La France espère remporter l’appel d’offres lancé par la Suède pour l’acquisition de quatre frégates d’ici le milieu de la prochaine décennie. Stockholm, qui souhaite disposer de deux bâtiments opérationnels en 2030 puis de deux autres en 2035, devait arrêter sa décision au début de l’année 2026. Le ministère suédois de la Défense avait mené une étude de marché avant de consulter les forces armées, permettant d’identifier plusieurs candidats, parmi lesquels figuraient Naval Group pour la France, Babcock pour le Royaume Uni, Navantia pour l’Espagne et Saab pour la Suède. Dans ce contexte, Paris affirmait être en mesure de proposer une frégate entièrement équipée dès 2030, une annonce portée par la ministre française de la Défense lors d’une visite officielle à Stockholm. Elle rappelait que la France disposait déjà d’un modèle opérationnel, la frégate Amiral Ronarc’h, qui devait être présentée en Suède au cours de l’année suivante. Les autorités françaises mettaient en avant leur capacité industrielle et leur volonté de coopérer avec les partenaires suédois, notamment dans le domaine de la défense navale.
Un partenariat industriel mis en avant pour séduire Stockholm
L’offre française présentée quelques semaines plus tôt reposait sur une stratégie de coopération étroite avec l’industrie locale. Paris proposait en effet un partenariat avec Saab, un acteur majeur de la défense suédoise, afin de favoriser des retombées industrielles directes pour la Suède. Cette dimension constituait un élément important de la proposition, les autorités suédoises accordant une attention particulière aux perspectives de développement industriel et au maintien des compétences nationales. La ministre française rappelait que la proposition incluait des capacités de défense complètes, qu’il s’agisse des systèmes de surveillance, d’armement ou de communication, dans le but de répondre aux attentes élevées de la marine suédoise. Elle insistait sur le fait que l’exemplaire français déjà opérationnel offrait une base technique solide et permettait de garantir un calendrier maîtrisé pour une livraison rapide. Les discussions se poursuivaient dans un climat de concurrence élevée, les autres candidats cherchant eux aussi à valoriser leurs atouts auprès de Stockholm.

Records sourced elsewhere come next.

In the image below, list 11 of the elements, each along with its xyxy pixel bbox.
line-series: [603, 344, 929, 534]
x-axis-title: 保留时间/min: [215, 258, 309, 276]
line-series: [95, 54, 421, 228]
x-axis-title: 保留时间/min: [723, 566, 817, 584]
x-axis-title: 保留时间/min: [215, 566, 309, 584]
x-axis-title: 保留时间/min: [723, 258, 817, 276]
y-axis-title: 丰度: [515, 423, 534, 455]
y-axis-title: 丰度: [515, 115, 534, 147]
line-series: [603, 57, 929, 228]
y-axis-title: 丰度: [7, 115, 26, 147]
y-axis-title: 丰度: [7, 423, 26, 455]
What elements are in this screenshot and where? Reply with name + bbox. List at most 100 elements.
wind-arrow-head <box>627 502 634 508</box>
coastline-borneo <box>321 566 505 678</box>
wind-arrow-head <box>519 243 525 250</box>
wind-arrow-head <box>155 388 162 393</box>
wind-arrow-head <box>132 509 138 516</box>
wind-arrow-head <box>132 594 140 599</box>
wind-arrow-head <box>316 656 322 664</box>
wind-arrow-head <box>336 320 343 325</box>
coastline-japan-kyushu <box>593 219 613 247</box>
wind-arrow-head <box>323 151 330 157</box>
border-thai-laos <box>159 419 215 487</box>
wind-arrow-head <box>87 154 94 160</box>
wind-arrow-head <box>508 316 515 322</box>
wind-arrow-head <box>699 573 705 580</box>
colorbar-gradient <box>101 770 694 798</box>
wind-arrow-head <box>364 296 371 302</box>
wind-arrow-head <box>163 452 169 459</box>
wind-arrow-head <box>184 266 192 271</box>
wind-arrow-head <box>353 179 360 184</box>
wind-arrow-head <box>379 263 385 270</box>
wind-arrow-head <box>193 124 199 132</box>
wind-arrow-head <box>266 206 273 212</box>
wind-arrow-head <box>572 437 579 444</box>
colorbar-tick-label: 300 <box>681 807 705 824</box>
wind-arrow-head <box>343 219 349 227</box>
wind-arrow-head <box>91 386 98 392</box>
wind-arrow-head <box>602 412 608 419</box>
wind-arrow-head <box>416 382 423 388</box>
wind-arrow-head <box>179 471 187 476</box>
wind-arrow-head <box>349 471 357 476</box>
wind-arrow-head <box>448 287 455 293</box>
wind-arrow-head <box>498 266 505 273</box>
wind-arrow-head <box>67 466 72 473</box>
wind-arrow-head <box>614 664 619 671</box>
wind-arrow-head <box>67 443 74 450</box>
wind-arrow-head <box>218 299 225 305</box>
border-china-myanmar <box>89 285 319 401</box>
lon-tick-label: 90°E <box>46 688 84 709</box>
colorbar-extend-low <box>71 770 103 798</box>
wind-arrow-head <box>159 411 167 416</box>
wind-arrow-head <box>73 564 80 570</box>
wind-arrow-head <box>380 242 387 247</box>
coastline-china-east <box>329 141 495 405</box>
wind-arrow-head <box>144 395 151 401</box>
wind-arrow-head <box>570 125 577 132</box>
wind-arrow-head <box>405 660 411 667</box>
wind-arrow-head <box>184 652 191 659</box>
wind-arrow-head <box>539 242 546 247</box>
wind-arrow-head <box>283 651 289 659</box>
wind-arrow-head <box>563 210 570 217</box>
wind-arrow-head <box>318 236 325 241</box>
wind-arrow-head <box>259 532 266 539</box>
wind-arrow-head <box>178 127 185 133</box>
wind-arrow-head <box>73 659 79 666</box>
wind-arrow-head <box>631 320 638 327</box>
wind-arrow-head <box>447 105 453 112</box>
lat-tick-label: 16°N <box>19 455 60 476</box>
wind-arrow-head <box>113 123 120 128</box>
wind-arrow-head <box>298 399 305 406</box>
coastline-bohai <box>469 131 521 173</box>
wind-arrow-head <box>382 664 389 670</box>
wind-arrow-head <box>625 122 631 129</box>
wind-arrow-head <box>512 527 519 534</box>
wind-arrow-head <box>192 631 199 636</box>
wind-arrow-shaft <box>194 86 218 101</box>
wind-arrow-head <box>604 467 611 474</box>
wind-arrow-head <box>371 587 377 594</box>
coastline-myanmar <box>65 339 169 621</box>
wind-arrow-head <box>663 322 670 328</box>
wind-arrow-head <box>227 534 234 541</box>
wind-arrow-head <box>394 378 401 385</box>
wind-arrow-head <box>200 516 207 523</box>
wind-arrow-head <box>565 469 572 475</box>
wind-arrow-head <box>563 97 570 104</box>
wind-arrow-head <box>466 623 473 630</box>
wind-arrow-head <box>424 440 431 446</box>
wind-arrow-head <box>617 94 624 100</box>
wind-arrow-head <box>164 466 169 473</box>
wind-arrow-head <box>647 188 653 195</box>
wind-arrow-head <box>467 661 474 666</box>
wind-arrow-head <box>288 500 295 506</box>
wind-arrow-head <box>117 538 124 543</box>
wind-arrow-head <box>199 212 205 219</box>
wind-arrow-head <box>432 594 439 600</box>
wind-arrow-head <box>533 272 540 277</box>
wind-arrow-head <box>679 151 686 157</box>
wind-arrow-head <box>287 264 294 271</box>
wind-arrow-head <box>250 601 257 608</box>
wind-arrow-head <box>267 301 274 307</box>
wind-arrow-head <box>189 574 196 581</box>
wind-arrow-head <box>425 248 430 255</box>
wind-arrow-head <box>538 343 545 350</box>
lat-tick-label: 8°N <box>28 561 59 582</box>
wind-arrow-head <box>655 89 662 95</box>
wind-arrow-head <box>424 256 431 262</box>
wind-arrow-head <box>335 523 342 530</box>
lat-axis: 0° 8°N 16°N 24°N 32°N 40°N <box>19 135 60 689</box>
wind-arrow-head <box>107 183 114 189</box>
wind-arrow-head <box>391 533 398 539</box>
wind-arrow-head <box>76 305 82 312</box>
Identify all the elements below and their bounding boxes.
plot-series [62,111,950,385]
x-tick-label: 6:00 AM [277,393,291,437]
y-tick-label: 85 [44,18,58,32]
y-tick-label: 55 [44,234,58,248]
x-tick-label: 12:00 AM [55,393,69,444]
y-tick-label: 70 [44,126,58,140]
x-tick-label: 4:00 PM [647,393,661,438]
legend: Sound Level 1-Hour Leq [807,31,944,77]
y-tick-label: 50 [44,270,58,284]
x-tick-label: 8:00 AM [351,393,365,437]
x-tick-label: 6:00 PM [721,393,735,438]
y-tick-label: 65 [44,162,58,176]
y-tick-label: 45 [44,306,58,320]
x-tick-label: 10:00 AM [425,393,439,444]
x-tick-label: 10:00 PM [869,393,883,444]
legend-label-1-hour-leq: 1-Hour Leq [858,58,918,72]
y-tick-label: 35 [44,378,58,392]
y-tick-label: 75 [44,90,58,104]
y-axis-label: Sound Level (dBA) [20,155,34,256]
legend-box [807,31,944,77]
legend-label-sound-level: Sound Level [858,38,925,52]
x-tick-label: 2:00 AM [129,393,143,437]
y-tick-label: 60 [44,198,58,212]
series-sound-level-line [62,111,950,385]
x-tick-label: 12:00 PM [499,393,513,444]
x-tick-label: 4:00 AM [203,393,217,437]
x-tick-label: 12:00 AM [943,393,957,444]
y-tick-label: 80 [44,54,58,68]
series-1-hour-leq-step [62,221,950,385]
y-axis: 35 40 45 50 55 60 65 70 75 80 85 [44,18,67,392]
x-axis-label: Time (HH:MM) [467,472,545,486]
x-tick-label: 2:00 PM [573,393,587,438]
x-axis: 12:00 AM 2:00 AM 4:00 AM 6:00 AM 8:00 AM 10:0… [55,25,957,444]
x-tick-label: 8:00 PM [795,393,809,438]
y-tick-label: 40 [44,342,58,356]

Des discussions élargies aux capacités de surveillance aérienne
Au cours de cette rencontre, les échanges ne se limitaient pas au secteur naval. Les deux ministres évoquaient également le système de surveillance Global Eye, développé par Saab. La France avait signé quelques mois plus tôt une lettre d’intention portant sur l’éventuelle acquisition de deux appareils, assortie d’une option pour deux autres. Ce dispositif intéresserait Paris en raison de ses capacités avancées de détection et de suivi aérien, un domaine jugé stratégique dans un contexte international instable. La ministre française indiquait que de nouvelles annonces devaient être faites prochainement concernant ce projet. Ces discussions témoignaient d’un rapprochement accru entre les deux pays dans le domaine de la défense, marqué à la fois par des ambitions industrielles et par une volonté d’adapter leurs capacités militaires aux exigences croissantes de sécurité en Europe. Le choix définitif de la Suède devait désormais trancher entre plusieurs offres concurrentes, dans un contexte où les enjeux opérationnels et industriels se mêlaient étroitement.